Tony Bilello, who works at School of Rock Greensboro, which was a sponsor, said what he saw and dealt with at the event was “almost comical how horrible things went.”

He said he and his father met Brick a year ago, when he came to them and explained the Neverland idea and asked them to be sponsors and run a Battle of the Bands. Platinum sponsorship was supposed to be $1,500 but he charged them $1,000.

“He would stop by our live events at the school and ask us to promote his event. I was an emcee for our Rocktober Festival where other School of Rock schools come to perform. He held up the flyer to his event and demanded that I make an announcement about it. I didn’t promote it.”

Initially, said Bilello, ticket prices were to be $20 for general admission, but he said Brick bumped them up to $37, with an increase to $89 for VIP tickets, but he was not sure what that meant.

Bilello said he was supposed to be one of the judges at the Friday night Battle of the Bands and the other advertised judges were supposed to be Dee Snider of Twisted Sister and 2 Chainz.

“I contacted the management company of Mr. Chainz and was absolutely flabbergasted to find out that he was going to be in Australia the day of the show and they had no idea what I was talking about,” he said. He added that he and his father cut Brick a check for the sponsorship and he cashed it the same day.

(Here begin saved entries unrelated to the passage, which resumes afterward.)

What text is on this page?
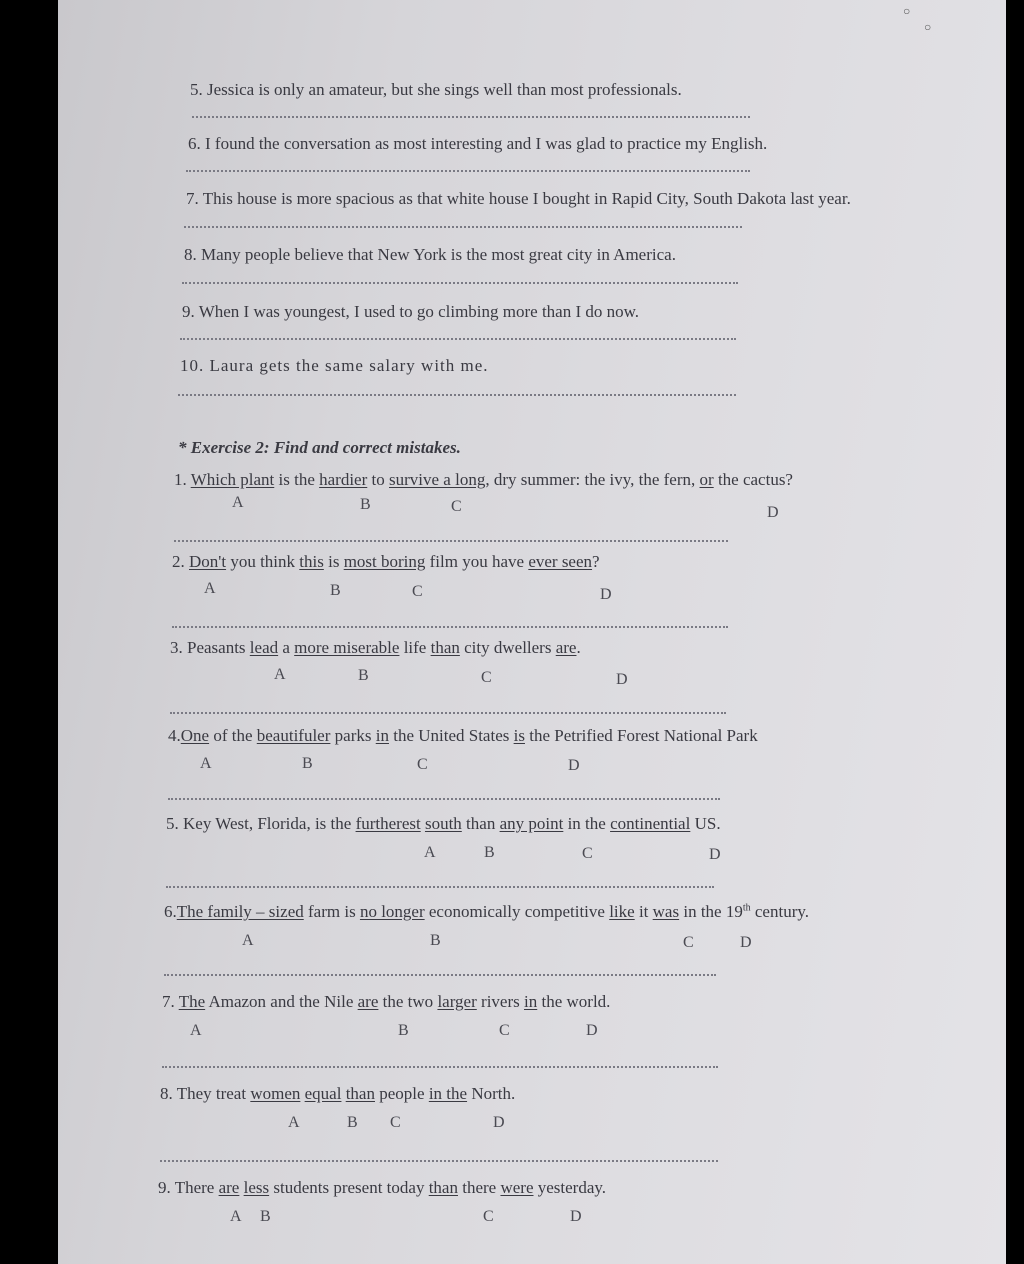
○
○
5. Jessica is only an amateur, but she sings well than most professionals.
6. I found the conversation as most interesting and I was glad to practice my English.
7. This house is more spacious as that white house I bought in Rapid City, South Dakota last year.
8. Many people believe that New York is the most great city in America.
9. When I was youngest, I used to go climbing more than I do now.
10. Laura gets the same salary with me.
* Exercise 2: Find and correct mistakes.
1. Which plant is the hardier to survive a long, dry summer: the ivy, the fern, or the cactus?
A	B	C	D
2. Don't you think this is most boring film you have ever seen?
A	B	C	D
3. Peasants lead a more miserable life than city dwellers are.
A	B	C	D
4.One of the beautifuler parks in the United States is the Petrified Forest National Park
A	B	C	D
5. Key West, Florida, is the furtherest south than any point in the continential US.
A	B	C	D
6.The family – sized farm is no longer economically competitive like it was in the 19th century.
A	B	C	D
7. The Amazon and the Nile are the two larger rivers in the world.
A	B	C	D
8. They treat women equal than people in the North.
A	B C	D
9. There are less students present today than there were yesterday.
A B	C	D
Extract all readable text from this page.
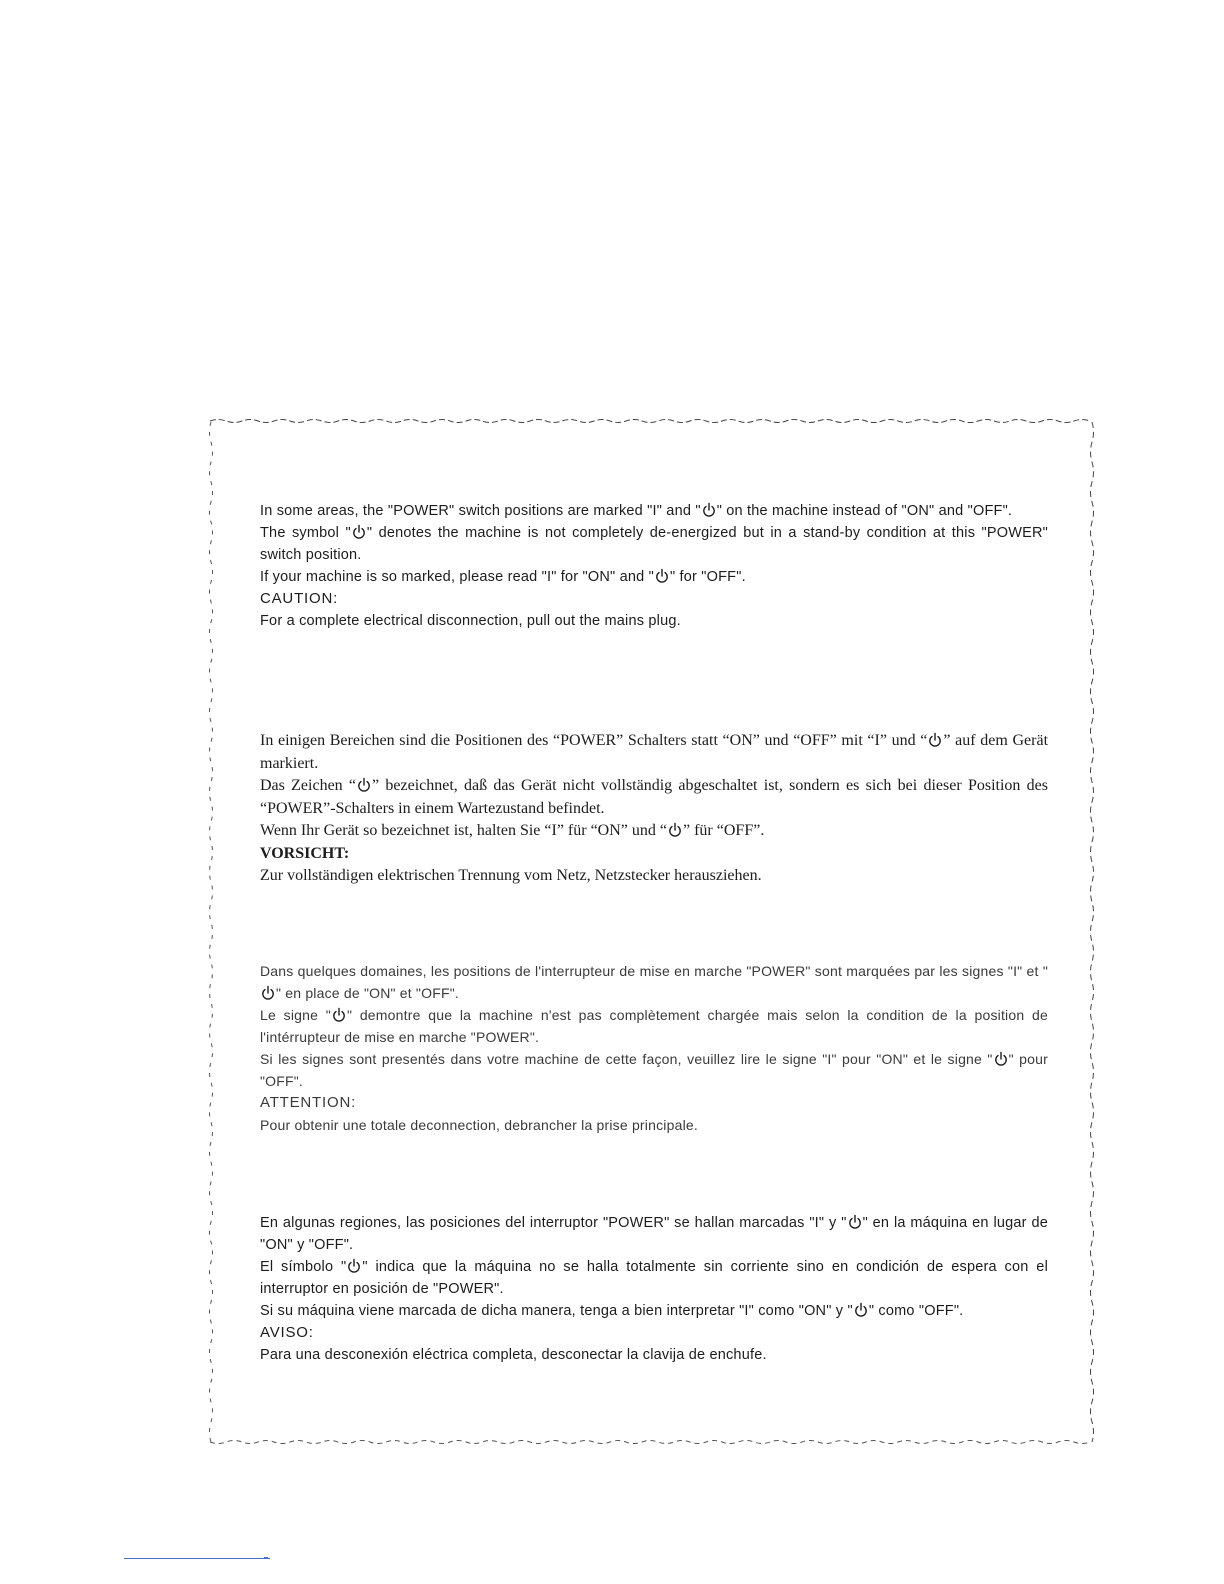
In some areas, the "POWER" switch positions are marked "I" and " " on the machine instead of "ON" and "OFF".

The symbol " " denotes the machine is not completely de-energized but in a stand-by condition at this "POWER" switch position.

If your machine is so marked, please read "I" for "ON" and " " for "OFF".

CAUTION:

For a complete electrical disconnection, pull out the mains plug.

In einigen Bereichen sind die Positionen des “POWER” Schalters statt “ON” und “OFF” mit “I” und “ ” auf dem Gerät markiert.

Das Zeichen “ ” bezeichnet, daß das Gerät nicht vollständig abgeschaltet ist, sondern es sich bei dieser Position des “POWER”-Schalters in einem Wartezustand befindet.

Wenn Ihr Gerät so bezeichnet ist, halten Sie “I” für “ON” und “ ” für “OFF”.

VORSICHT:

Zur vollständigen elektrischen Trennung vom Netz, Netzstecker herausziehen.

Dans quelques domaines, les positions de l'interrupteur de mise en marche "POWER" sont marquées par les signes "I" et "" en place de "ON" et "OFF".

Le signe " " demontre que la machine n'est pas complètement chargée mais selon la condition de la position de l'intérrupteur de mise en marche "POWER".

Si les signes sont presentés dans votre machine de cette façon, veuillez lire le signe "I" pour "ON" et le signe " " pour "OFF".

ATTENTION:

Pour obtenir une totale deconnection, debrancher la prise principale.

En algunas regiones, las posiciones del interruptor "POWER" se hallan marcadas "I" y " " en la máquina en lugar de "ON" y "OFF".

El símbolo " " indica que la máquina no se halla totalmente sin corriente sino en condición de espera con el interruptor en posición de "POWER".

Si su máquina viene marcada de dicha manera, tenga a bien interpretar "I" como "ON" y " " como "OFF".

AVISO:

Para una desconexión eléctrica completa, desconectar la clavija de enchufe.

He did say judges for the Battle of the Bands on Saturday was the band Flying High Again. Highlands North Music Center had two bands win the Saturday competition and Belillo said their checks for winning cleared. They did, initially, but were in the end returned. But Brick took care of those funds this past weekend.

“I’m not out to hurt or scam anybody,” Brick insisted. “What do I gain from this? I didn’t gain anything, I’m losing everything.”

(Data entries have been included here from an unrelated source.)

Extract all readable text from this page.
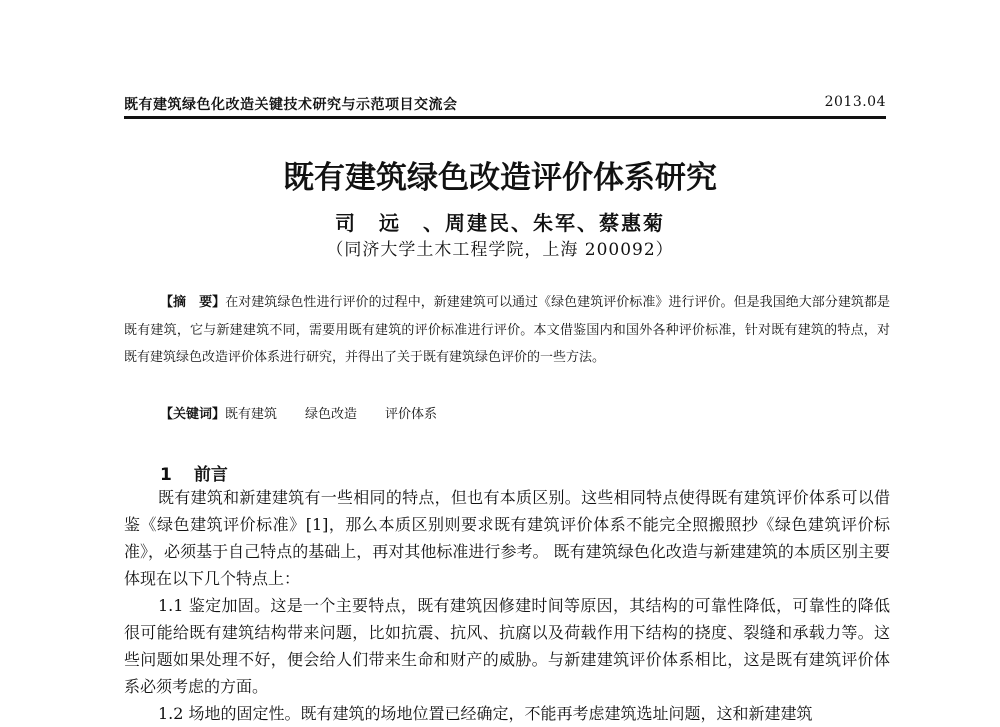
既有建筑绿色化改造关键技术研究与示范项目交流会	2013.04
既有建筑绿色改造评价体系研究
司　远　、周建民、朱军、蔡惠菊
（同济大学土木工程学院，上海 200092）
【摘　要】在对建筑绿色性进行评价的过程中，新建建筑可以通过《绿色建筑评价标准》进行评价。但是我国绝大部分建筑都是既有建筑，它与新建建筑不同，需要用既有建筑的评价标准进行评价。本文借鉴国内和国外各种评价标准，针对既有建筑的特点，对既有建筑绿色改造评价体系进行研究，并得出了关于既有建筑绿色评价的一些方法。
【关键词】既有建筑 绿色改造 评价体系
1 前言
既有建筑和新建建筑有一些相同的特点，但也有本质区别。这些相同特点使得既有建筑评价体系可以借鉴《绿色建筑评价标准》[1]，那么本质区别则要求既有建筑评价体系不能完全照搬照抄《绿色建筑评价标准》，必须基于自己特点的基础上，再对其他标准进行参考。 既有建筑绿色化改造与新建建筑的本质区别主要体现在以下几个特点上：
1.1 鉴定加固。这是一个主要特点，既有建筑因修建时间等原因，其结构的可靠性降低，可靠性的降低很可能给既有建筑结构带来问题，比如抗震、抗风、抗腐以及荷载作用下结构的挠度、裂缝和承载力等。这些问题如果处理不好，便会给人们带来生命和财产的威胁。与新建建筑评价体系相比，这是既有建筑评价体系必须考虑的方面。
1.2 场地的固定性。既有建筑的场地位置已经确定，不能再考虑建筑选址问题，这和新建建筑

And in a new development Monday afternoon, Brick went to talk with investigators at the sheriff’s office. He took all the information he has gathered so far and presented it to Sgt. Holshouser, who is leading the investigation.

Investigators confirmed that Brick did come in to the department of his own volition, and provided information both of actions in his Stripe account and proof that he has made efforts to make things square, and continues to do so.

“He is cooperating with us, and he is working to make things right,”said Chief Deputy Jason Owens. “The investigation is ongoing. He is not in custody, and there is no warrant for his arrest.” He said gathering information takes time and investigators will see where the information leads, but said the fact that Brick is making an effort to get people paid is a good thing.

“I spent a year of my life traveling to festivals, performances, events, to get people to participate in this event,” Brick said. “You don’t do that, invest that kind of time and energy, if you’re just planning to scam everyone. I’m even making a payment arrangement for the 500 stuffed animals I donated to the sheriff’s department for children of violent crimes or assault. And I’m learning that cyberbullying is really a thing.”

Brick said he will never do another event like this again. Between the low attendance, the possibility that his accounts were hacked, and the furor that has built up over the bounced checks and the anger that has been unleashed directly at him, he is finished.

“I had no idea people could be so mean,” he said. “I will make this all right if it takes me forever, but then I’m done.”